As my sixth class of 25 Forge students arrived this past week, I couldn’t help but notice what I consider to be one of the most difficult obstacles in making disciples. As the students lugged their belongings into the apartments and began to get to know one another, I kept thinking about all that was involved in getting them here: a lengthy application process, an interview, then an acceptance commitment, then several packets of information, lots of phone calls, scheduled arrival times, and, finally, a welcome dinner for the students and their families (just to name a few).
Let’s say you wanted to disciple a young man. For you to do that, you’d probably pray about it first. Then, you would ask the guy to lunch and politely (and probably passively) suggest that you might want to be his mentor…, if he wanted one. He, of course, would tell you that he’d pray about it first. Then, perhaps weeks later, your discipleship of that young man could begin once you got your schedules worked out.
Yet, when Jesus calls Peter & Andrew the Text says that they “immediately left their nets and followed him” (Matt. 4:20). Immediately. Immediately? Yes, Immediately… and they followed him day in and day out for over three years. “Oh, well they lived in a different culture back then where that kinda stuff was easier to do,” we’d say. Certainly they did live in a different culture, but the cost to Peter (and his wife) was no less to him than it would be for us today if we did the same. It would cost both of us everything.
The fact of the matter is that, these days, disciple-makers have very little access to those whom they choose to disciple. At best, the most time a disciple-maker can typically get with a disciple is an hour-a-week meeting at a coffee shop – and sometimes even that much time is asking a lot. Neither one is at fault, of course. It is simply an obstacle that must be overcome.
So, if you’re done making excuses instead of disciples and would like to begin the process with a young man or woman (same gender as you, of course) and don’t have the luxury of that being your full time job, here are a few suggestions to overcome the obstacles of availability:
1. Ditch the regular meetings. Meeting with a guy on a weekly basis isn’t a bad idea – it just shouldn’t be the only meetings you have with him. They box you in and make you think that’s the only time either of you can meet together. The more quickly you get out of that rut – the better.
2. Be invasive. Instead of the regular meetings that are all on her schedule, don’t give her a choice on when and where she meets with you. She’s agreed to follow you, so you tell her when and where to be…and let her follow!

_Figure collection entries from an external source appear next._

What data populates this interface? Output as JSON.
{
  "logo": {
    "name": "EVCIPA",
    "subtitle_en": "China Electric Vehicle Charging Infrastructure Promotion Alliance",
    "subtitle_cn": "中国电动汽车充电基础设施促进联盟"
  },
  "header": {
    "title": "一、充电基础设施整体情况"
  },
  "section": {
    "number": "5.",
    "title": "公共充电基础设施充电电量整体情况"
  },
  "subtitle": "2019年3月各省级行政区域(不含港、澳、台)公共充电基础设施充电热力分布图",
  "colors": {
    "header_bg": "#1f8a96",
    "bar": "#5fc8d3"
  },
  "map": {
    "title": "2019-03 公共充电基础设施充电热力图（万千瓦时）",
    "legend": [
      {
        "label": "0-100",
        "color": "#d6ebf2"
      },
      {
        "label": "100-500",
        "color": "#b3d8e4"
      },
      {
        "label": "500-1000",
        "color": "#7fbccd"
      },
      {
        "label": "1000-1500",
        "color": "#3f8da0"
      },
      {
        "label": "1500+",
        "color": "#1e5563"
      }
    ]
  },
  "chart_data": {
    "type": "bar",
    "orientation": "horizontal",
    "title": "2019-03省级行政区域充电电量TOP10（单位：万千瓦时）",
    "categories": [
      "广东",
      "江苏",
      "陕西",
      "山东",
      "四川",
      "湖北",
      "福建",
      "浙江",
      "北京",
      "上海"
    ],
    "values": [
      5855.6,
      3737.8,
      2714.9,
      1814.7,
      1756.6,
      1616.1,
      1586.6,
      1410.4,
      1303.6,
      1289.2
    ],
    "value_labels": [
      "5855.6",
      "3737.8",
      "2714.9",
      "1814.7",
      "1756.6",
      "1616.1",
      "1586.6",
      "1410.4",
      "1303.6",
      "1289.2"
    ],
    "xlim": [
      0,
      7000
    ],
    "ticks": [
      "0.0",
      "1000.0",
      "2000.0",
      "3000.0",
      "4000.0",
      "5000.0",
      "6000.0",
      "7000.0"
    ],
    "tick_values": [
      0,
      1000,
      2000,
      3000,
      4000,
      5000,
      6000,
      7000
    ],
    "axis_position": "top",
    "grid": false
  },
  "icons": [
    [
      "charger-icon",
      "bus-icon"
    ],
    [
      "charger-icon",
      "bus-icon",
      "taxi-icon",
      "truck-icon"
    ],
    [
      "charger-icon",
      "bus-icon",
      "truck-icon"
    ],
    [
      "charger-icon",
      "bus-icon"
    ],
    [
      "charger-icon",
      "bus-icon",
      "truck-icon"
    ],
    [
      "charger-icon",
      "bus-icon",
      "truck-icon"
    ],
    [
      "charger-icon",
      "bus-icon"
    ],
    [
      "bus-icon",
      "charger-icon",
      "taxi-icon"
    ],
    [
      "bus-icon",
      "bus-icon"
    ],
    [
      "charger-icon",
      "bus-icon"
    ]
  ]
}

3. Get with them. The goal of being invasive isn’t to ruin his life, but to get him as much time in close proximity with you as possible. Who better to model what a follower of Christ should look like to a young man than an older man who is actually following Jesus outside of a weekly coffee-shop meeting.
4. Remember your responsibility. As the disciple-maker, it is your responsibility to pursue her and disciple her – often times at great cost to you. What Chesterton says about Christianity is also true about disciple-making: “It has not been tried and found wanting. It has been found difficult and left untried.”
The obstacle of availability is unavoidable. It doesn’t make discipleship impossible – it just makes it more difficult for the disciple-maker. Effective disciple-making can still happen even if a disciple doesn’t immediately leave his family, job and possessions to come and learn the ways of Jesus from you. But, at the same time, we cannot assume that our disciple-making will be effective if our disciples get the leftovers of our time each week. Disciple-makers must be just as available as their disciples.
What are some creative options for getting time with the man/woman you disciple? How will you answer their excuses when they would rather spend their time doing something else?